For incarcerated people, the change will mean a coordinated effort to arrange mental health, education, job training and substance abuse treatment services on Day 1 of their sentence. And that there are people who implement and support those plans.
Although that seems simple, that is not happening now. People are largely left to their own devices to navigate an opaque and inefficient system that is so archaic
That
some of it isn’t even automated. Waiting lists are long and information can be difficult to obtain.
If the ideas outlined in the plan survive upcoming budget negotiations (in a year with a large and unexpected deficit), it will mark a culture change at the most notorious prison in the nation’s second-largest state prison system (Texas is the only state with a larger inmate population).
While bringing California’s model from paper to practice will take years, the San Quentin proposal has the potential to be the largest and most meaningful criminal justice reform in decades if we do it right, which Of course, there is always a question as to when it will come to the government.
But it’s a major shift with the potential for real payoff, not the knee-jerk anger and fear of proposals like scrapping Proposition 47, which will only repeat the mistakes of the past.
There will always be predators and there will always be crime. And admittedly, it all sounds touchy and vague, like we’re about to spend a ton of money holding the hands of criminals while they talk about their youth and get their degrees.

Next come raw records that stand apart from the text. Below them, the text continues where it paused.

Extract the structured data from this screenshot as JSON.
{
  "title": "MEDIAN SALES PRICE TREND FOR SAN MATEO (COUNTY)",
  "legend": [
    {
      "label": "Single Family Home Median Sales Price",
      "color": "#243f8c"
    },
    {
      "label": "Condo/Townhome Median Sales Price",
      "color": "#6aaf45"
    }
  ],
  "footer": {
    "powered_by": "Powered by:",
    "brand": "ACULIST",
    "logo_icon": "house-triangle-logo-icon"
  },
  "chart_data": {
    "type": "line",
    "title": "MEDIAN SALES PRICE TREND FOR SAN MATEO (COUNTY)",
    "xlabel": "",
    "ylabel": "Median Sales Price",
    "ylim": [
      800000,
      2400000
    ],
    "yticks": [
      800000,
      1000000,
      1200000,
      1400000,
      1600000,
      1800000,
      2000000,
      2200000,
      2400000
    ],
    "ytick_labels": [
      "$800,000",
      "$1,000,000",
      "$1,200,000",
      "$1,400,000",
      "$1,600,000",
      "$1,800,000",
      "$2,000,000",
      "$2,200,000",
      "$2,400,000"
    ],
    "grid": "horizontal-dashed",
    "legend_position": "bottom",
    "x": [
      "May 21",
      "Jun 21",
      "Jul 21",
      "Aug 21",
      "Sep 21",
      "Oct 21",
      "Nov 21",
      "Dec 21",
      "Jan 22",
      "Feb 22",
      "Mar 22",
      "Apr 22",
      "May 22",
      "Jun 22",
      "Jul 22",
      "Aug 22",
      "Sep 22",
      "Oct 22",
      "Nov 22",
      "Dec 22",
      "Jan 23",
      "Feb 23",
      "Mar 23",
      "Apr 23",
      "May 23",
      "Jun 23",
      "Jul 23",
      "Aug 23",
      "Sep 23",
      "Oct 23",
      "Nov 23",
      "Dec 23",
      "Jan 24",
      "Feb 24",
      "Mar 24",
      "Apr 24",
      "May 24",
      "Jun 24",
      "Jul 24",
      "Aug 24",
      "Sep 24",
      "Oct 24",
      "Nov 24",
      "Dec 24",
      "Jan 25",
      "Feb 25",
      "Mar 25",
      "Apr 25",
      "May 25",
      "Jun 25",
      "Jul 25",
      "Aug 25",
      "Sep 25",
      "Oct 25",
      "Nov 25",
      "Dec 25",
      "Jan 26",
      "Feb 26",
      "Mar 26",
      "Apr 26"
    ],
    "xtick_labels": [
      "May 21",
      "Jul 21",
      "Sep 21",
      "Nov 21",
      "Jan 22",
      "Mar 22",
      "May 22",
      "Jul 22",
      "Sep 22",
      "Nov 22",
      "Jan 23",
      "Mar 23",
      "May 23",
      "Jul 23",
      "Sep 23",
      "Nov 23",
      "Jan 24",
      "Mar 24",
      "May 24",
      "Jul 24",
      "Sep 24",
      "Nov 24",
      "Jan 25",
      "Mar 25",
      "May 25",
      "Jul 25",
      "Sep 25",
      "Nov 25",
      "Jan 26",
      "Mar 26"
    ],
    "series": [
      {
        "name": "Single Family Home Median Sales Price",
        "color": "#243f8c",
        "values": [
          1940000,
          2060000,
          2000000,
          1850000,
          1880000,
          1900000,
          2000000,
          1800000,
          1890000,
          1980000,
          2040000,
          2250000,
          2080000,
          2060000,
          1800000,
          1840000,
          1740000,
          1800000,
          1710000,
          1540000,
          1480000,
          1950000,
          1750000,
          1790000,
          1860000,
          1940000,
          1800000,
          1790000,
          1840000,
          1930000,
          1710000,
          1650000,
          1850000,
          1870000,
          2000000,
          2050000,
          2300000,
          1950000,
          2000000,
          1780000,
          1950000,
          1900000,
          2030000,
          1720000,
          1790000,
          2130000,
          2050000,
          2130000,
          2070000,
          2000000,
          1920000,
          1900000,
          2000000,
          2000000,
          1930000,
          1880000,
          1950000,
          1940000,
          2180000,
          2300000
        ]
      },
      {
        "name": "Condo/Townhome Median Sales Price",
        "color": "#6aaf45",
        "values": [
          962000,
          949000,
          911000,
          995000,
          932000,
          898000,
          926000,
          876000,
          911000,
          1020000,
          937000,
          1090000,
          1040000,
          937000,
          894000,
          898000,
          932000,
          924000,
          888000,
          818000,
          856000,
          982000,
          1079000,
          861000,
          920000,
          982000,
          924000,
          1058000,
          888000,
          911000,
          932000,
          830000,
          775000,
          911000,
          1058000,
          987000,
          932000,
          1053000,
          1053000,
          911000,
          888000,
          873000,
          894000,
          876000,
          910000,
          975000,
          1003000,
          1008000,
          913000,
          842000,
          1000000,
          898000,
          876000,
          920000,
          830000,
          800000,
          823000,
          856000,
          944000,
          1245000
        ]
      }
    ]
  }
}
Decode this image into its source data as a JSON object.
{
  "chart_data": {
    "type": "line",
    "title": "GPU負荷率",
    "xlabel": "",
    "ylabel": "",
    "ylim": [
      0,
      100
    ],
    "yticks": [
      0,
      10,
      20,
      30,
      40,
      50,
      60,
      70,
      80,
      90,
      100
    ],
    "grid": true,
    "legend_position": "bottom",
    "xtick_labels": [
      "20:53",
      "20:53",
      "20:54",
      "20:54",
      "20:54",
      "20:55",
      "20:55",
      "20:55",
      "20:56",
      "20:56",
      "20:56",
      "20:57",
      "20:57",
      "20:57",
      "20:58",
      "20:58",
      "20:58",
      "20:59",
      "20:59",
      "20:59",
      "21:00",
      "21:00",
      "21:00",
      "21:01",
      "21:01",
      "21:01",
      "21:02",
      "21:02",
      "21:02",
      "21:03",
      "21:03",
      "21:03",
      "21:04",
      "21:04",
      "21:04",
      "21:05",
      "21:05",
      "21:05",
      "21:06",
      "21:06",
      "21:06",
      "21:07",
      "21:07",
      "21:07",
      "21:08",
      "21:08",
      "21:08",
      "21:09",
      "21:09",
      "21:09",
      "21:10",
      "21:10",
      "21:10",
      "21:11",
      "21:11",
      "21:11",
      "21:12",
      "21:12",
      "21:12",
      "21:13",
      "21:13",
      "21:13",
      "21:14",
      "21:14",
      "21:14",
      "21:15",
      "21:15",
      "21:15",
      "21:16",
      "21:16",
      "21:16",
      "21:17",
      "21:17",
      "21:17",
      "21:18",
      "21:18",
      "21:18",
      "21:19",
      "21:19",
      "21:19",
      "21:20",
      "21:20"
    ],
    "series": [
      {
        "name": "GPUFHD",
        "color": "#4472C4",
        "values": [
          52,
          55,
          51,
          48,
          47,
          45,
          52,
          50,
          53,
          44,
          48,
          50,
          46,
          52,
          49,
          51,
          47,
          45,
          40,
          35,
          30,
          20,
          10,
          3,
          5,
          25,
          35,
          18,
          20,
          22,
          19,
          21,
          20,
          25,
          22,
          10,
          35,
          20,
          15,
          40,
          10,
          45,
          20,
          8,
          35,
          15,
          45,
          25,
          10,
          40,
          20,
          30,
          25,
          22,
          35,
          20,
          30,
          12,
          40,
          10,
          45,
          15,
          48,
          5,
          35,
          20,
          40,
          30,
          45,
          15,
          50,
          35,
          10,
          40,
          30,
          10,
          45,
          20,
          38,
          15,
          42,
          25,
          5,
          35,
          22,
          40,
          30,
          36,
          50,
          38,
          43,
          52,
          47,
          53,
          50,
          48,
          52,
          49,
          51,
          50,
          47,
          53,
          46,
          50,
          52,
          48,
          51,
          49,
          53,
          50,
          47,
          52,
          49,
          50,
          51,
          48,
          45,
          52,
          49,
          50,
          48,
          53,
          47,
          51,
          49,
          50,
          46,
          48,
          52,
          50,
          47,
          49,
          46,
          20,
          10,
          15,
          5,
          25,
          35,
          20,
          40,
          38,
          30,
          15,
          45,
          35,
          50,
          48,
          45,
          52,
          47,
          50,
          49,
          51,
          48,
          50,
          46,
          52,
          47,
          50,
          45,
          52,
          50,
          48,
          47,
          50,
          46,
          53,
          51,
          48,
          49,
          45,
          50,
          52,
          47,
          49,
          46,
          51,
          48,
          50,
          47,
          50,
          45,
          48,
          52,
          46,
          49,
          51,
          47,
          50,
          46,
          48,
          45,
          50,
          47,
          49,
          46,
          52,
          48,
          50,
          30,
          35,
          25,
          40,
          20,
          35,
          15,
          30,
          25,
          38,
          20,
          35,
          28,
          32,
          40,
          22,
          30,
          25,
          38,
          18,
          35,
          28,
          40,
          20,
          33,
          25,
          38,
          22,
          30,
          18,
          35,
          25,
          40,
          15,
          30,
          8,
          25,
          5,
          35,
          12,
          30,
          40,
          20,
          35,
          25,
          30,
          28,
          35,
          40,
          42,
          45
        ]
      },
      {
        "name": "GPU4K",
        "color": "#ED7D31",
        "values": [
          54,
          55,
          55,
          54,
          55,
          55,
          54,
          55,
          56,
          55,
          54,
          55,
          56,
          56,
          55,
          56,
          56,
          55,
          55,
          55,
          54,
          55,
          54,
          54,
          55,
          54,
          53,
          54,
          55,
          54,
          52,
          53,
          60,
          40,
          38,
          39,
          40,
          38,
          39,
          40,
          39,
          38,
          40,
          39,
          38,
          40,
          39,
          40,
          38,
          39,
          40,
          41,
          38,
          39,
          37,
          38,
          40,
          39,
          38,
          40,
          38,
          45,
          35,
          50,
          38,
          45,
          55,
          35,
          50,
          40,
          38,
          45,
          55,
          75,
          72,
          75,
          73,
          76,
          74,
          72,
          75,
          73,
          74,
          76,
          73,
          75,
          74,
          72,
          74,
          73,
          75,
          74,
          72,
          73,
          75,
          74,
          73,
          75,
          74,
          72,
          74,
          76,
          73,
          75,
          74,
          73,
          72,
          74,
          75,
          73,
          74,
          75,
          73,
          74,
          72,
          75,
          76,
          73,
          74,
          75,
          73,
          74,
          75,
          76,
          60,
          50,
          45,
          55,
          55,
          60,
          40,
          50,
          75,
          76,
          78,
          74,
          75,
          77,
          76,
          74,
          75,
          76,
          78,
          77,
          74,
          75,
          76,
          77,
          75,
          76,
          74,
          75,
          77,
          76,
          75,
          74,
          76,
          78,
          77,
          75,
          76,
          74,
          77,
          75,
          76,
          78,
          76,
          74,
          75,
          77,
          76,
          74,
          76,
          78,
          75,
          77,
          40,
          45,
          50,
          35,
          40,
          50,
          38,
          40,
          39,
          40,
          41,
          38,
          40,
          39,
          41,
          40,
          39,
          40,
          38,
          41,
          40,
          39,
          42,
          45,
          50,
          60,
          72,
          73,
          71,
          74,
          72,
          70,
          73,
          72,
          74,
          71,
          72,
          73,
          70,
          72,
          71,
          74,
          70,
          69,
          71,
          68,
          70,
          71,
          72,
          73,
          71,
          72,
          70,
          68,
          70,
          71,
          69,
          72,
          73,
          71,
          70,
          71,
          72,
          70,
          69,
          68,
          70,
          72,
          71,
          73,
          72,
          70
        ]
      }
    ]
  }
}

And to be honest, that’s part of it, something we shouldn’t ignore.
At its core, the California model is about dignity and compassion, creating policy around the belief that healing is not just for the innocent, and that healing is not gentle.
Fixing people, especially those who are so broken that they can hurt others, is the most difficult task.
But it can be done.
And if California turns San Quentin into a place where that happens, we will all be safer.
Fernando Dowling is an author and political journalist who writes for 24 News Globe. He has a deep understanding of the political landscape and a passion for analyzing the latest political trends and news.